In Germany, one in ten children is born prematurely. This means that the baby is born in the 37th week of pregnancy or before the 260th day of pregnancy. There are three categories into which premature babies are divided. Extremely premature babies are those born up to the 27th week of pregnancy. Very premature babies are born between the 28th and 31st week. Late premature babies are born at 32 to 37 weeks.
Pain Management During Childbirth
Many people surprise themselves by going above and beyond when they give birth. Childbirth is an exceptional, energy-sapping situation in which you also have to overcome severe pain until your baby sees the light of day. Anxiety and cramping can exacerbate this pain. People who are giving birth for the first time are often especially insecure. Childbirth preparation courses can help you reduce anxiety and learn relaxation exercises. In the group and guided by a midwife, you can talk openly about your fears, how to deal with pain and how to manage it. You may still feel like you can't take it anymore during the birth. This is normal. But in those moments, you don't have to lose hope. If you think it's getting to be too much, there are several options open to you to relieve the pain with medication as well.

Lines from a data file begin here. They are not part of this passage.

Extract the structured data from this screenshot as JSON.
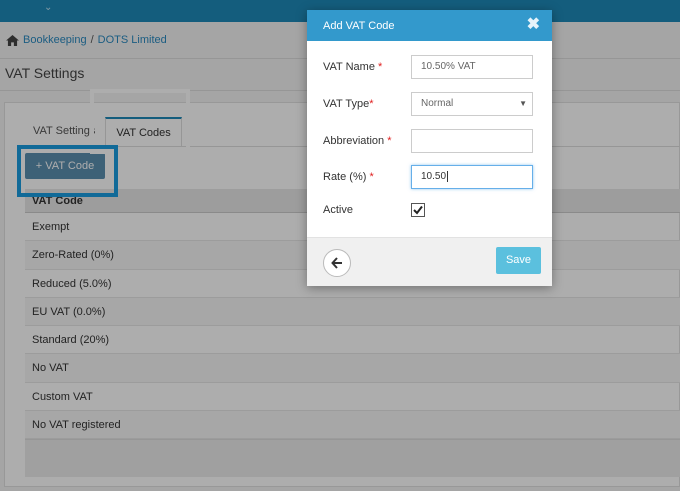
{
  "breadcrumb": {
    "home_icon": "home-icon",
    "item1": "Bookkeeping",
    "separator": "/",
    "item2": "DOTS Limited"
  },
  "page": {
    "title": "VAT Settings"
  },
  "tabs": [
    {
      "label": "VAT Settings"
    },
    {
      "label": "VAT Codes"
    }
  ],
  "add_button": {
    "icon": "plus-icon",
    "label": "+ VAT Code"
  },
  "table": {
    "header": "VAT Code",
    "rows": [
      "Exempt",
      "Zero-Rated (0%)",
      "Reduced (5.0%)",
      "EU VAT (0.0%)",
      "Standard (20%)",
      "No VAT",
      "Custom VAT",
      "No VAT registered"
    ]
  },
  "modal": {
    "title": "Add VAT Code",
    "close_icon": "close-icon",
    "fields": {
      "vat_name": {
        "label": "VAT Name",
        "required_mark": "*",
        "value": "10.50% VAT"
      },
      "vat_type": {
        "label": "VAT Type",
        "required_mark": "*",
        "value": "Normal"
      },
      "abbreviation": {
        "label": "Abbreviation",
        "required_mark": "*",
        "value": ""
      },
      "rate": {
        "label": "Rate (%)",
        "required_mark": "*",
        "value": "10.50"
      },
      "active": {
        "label": "Active",
        "checked": true
      }
    },
    "back_icon": "arrow-left-icon",
    "save_label": "Save"
  },
  "colors": {
    "topbar": "#1e8ab8",
    "modal_header": "#3399cc",
    "save": "#5bc0de",
    "highlight": "#1a9de0",
    "required": "#e02020"
  }
}
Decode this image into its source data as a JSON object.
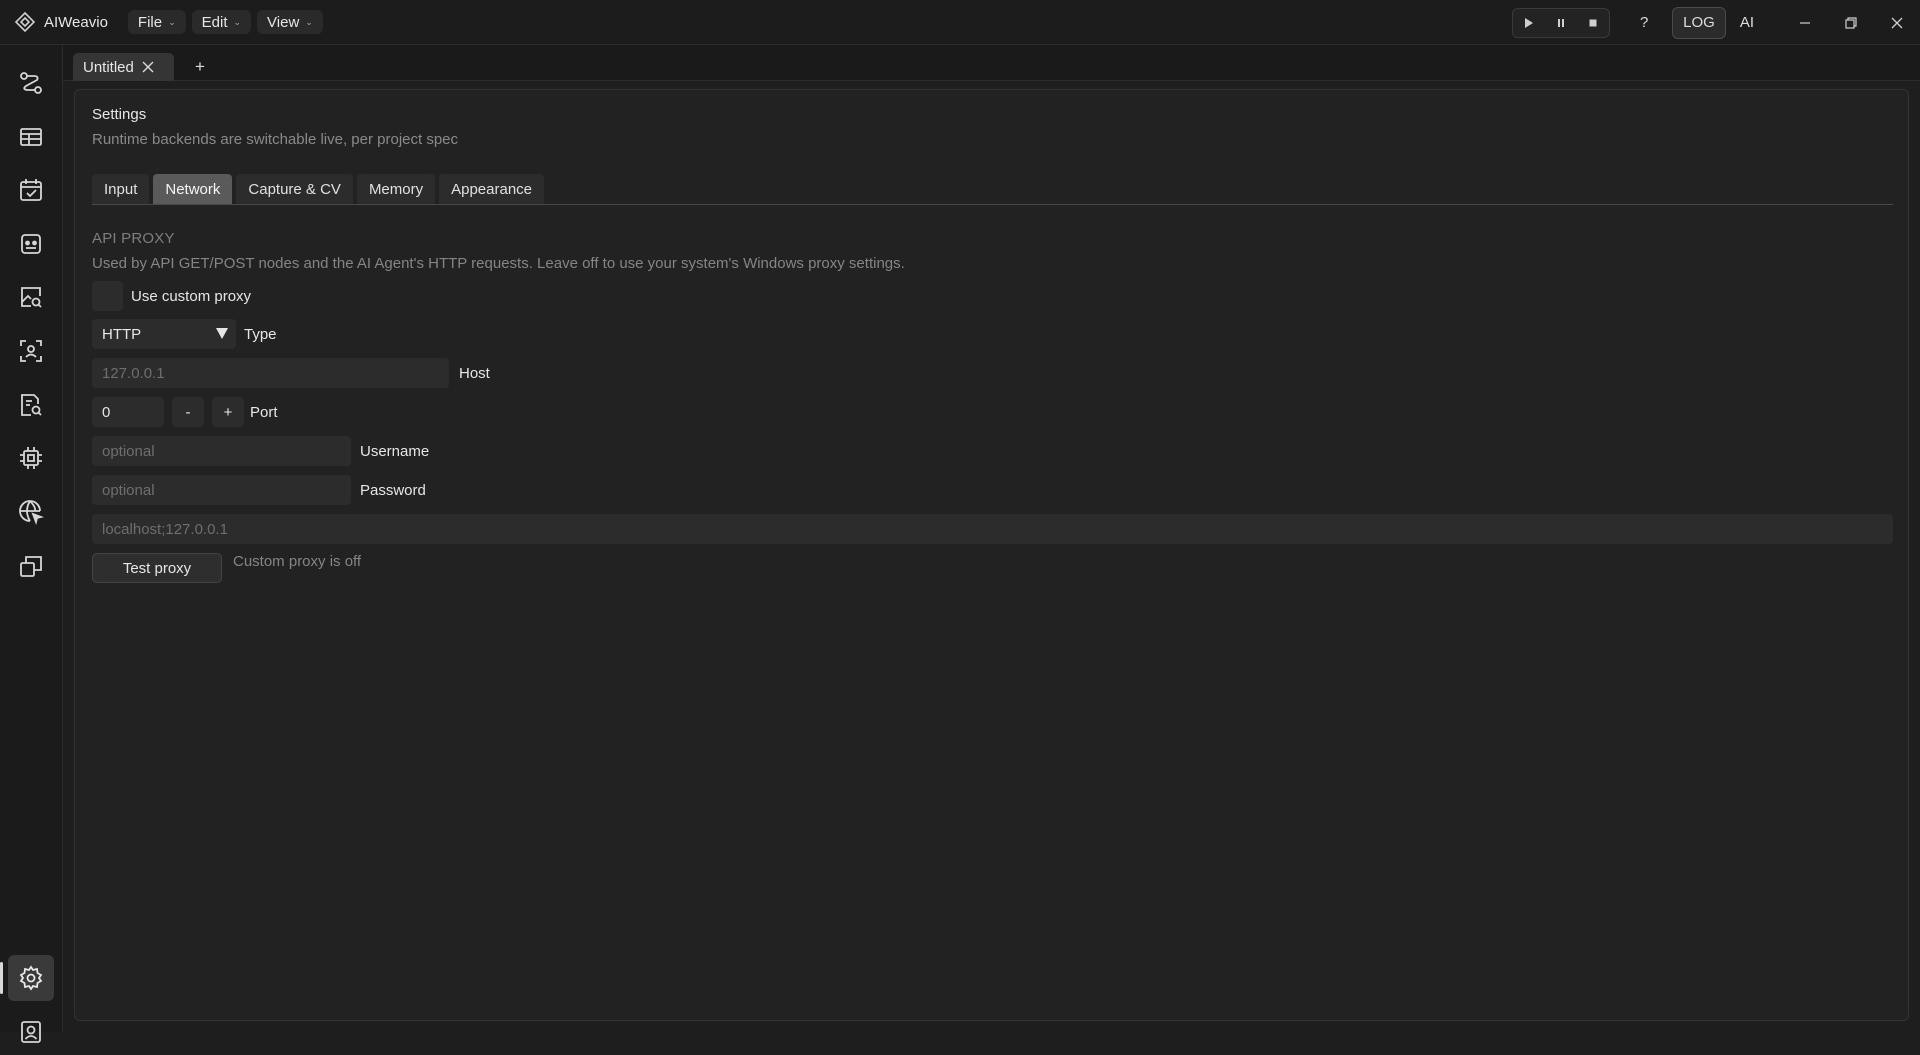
{
  "app": {
    "title": "AIWeavio",
    "menus": [
      {
        "label": "File"
      },
      {
        "label": "Edit"
      },
      {
        "label": "View"
      }
    ],
    "toolbar": {
      "help": "?",
      "log": "LOG",
      "ai": "AI"
    }
  },
  "sidebar": {
    "items": [
      {
        "icon": "nodes-icon"
      },
      {
        "icon": "layout-icon"
      },
      {
        "icon": "calendar-check-icon"
      },
      {
        "icon": "robot-icon"
      },
      {
        "icon": "image-search-icon"
      },
      {
        "icon": "face-scan-icon"
      },
      {
        "icon": "document-search-icon"
      },
      {
        "icon": "chip-icon"
      },
      {
        "icon": "globe-cursor-icon"
      },
      {
        "icon": "windows-icon"
      }
    ],
    "bottom": [
      {
        "icon": "gear-icon",
        "active": true
      },
      {
        "icon": "user-badge-icon"
      }
    ]
  },
  "document_tabs": [
    {
      "label": "Untitled"
    }
  ],
  "settings": {
    "title": "Settings",
    "subtitle": "Runtime backends are switchable live, per project spec",
    "tabs": [
      {
        "label": "Input"
      },
      {
        "label": "Network",
        "active": true
      },
      {
        "label": "Capture & CV"
      },
      {
        "label": "Memory"
      },
      {
        "label": "Appearance"
      }
    ],
    "proxy": {
      "section": "API PROXY",
      "description": "Used by API GET/POST nodes and the AI Agent's HTTP requests. Leave off to use your system's Windows proxy settings.",
      "use_custom_label": "Use custom proxy",
      "use_custom": false,
      "type_value": "HTTP",
      "type_label": "Type",
      "host_placeholder": "127.0.0.1",
      "host_label": "Host",
      "port_value": "0",
      "port_minus": "-",
      "port_plus": "+",
      "port_label": "Port",
      "username_placeholder": "optional",
      "username_label": "Username",
      "password_placeholder": "optional",
      "password_label": "Password",
      "bypass_placeholder": "localhost;127.0.0.1",
      "test_button": "Test proxy",
      "status": "Custom proxy is off"
    }
  },
  "colors": {
    "background": "#1e1e1e",
    "panel": "#222222",
    "active_tab": "#5a5a5a",
    "field": "#2c2c2c"
  }
}
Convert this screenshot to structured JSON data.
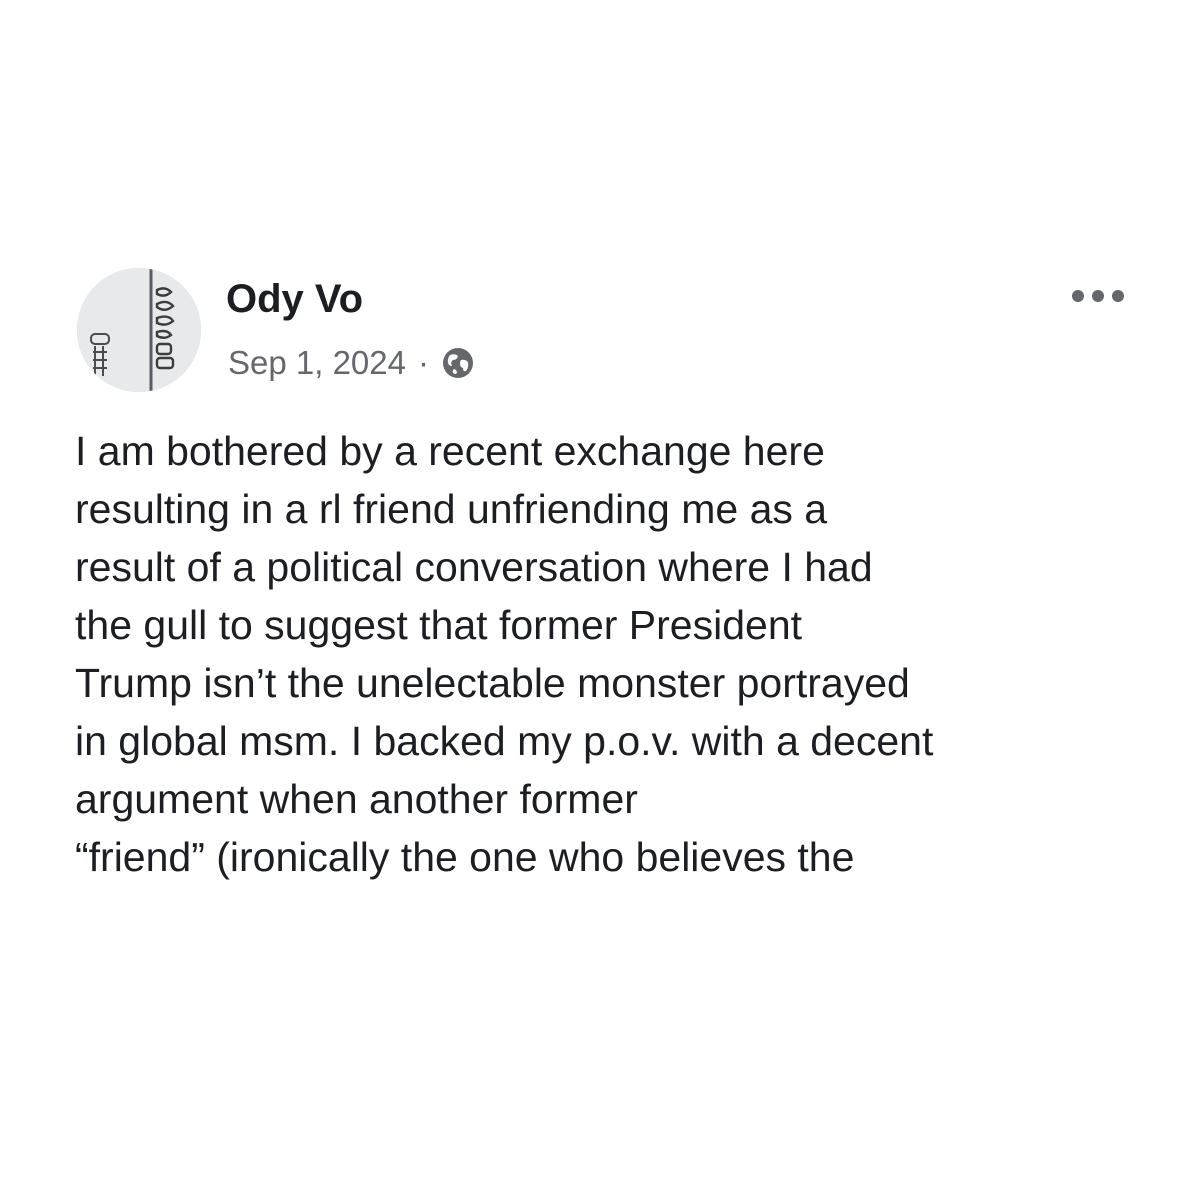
{
  "post": {
    "author": "Ody Vo",
    "date": "Sep 1, 2024",
    "separator": "·",
    "privacy_icon": "globe-icon",
    "more_icon": "more-horizontal-icon",
    "body_lines": [
      "I am bothered by a recent exchange here",
      "resulting in a rl friend unfriending me as a",
      "result of a political conversation where I had",
      "the gull to suggest that former President",
      "Trump isn’t the unelectable monster portrayed",
      "in global msm. I backed my p.o.v. with a decent",
      "argument when another former",
      "“friend” (ironically the one who believes the"
    ]
  },
  "colors": {
    "text": "#1c1e21",
    "secondary_text": "#65676b",
    "background": "#ffffff"
  }
}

Vomiting and Diarrhoea During Childbirth
You've probably already gotten used to strong reactions from your body during your pregnancy. For many pregnant people, this starts in the first trimester with the familiar morning sickness. As your pregnancy develops in the months that follow, it will put more pressure on your bowels, causing you to have to go to the bathroom more often. For many pregnant people, labour also begins with diarrhoea or vomiting. In a way, the body is making room for birth. It sounds more embarrassing than it is. Midwives and obstetricians know this reaction of the body. They can also help you to specifically empty your bowels beforehand, so that you can devote yourself entirely to pushing during the birth.
Injuries to the Perineum: Perineal laceration and episiotomy
Various injuries can occur during childbirth. In particular, the perineum - i.e. the area between the vaginal opening and the anus - is often affected. This area between the anus and the vagina consists of skin, muscle, fat and connective tissue. As your baby is pushed into the world, this area is strained and stretched. Often the perineum tears. In rare cases, the medical professionals attending the birth decide to make and incision in the perineum as a precaution. Injuries to the perineum are usually easy to treat and heal. Complications only arise occasionally. Perineal laceration and episiotomy are among the most common birth injuries.
Birth Injuries During Vaginal Delivery
In the case of a vaginal birth, the mother may suffer birth injuries. Most of the time they are small and heal quickly. The most common birth injuries include perineal laceration and episiotomy. But the vagina, labia, clitoris and pelvic floor can also be affected by injuries. Small lesions, tears in the tissue and bruising cause pain, especially in the first few days after delivery. You can alleviate most discomfort with simple measures. Even cooling a swollen area with a cold cloth or compress made of quark may help. Most injuries heal without problems during the postpartum period. Complicated birth injuries occur less frequently.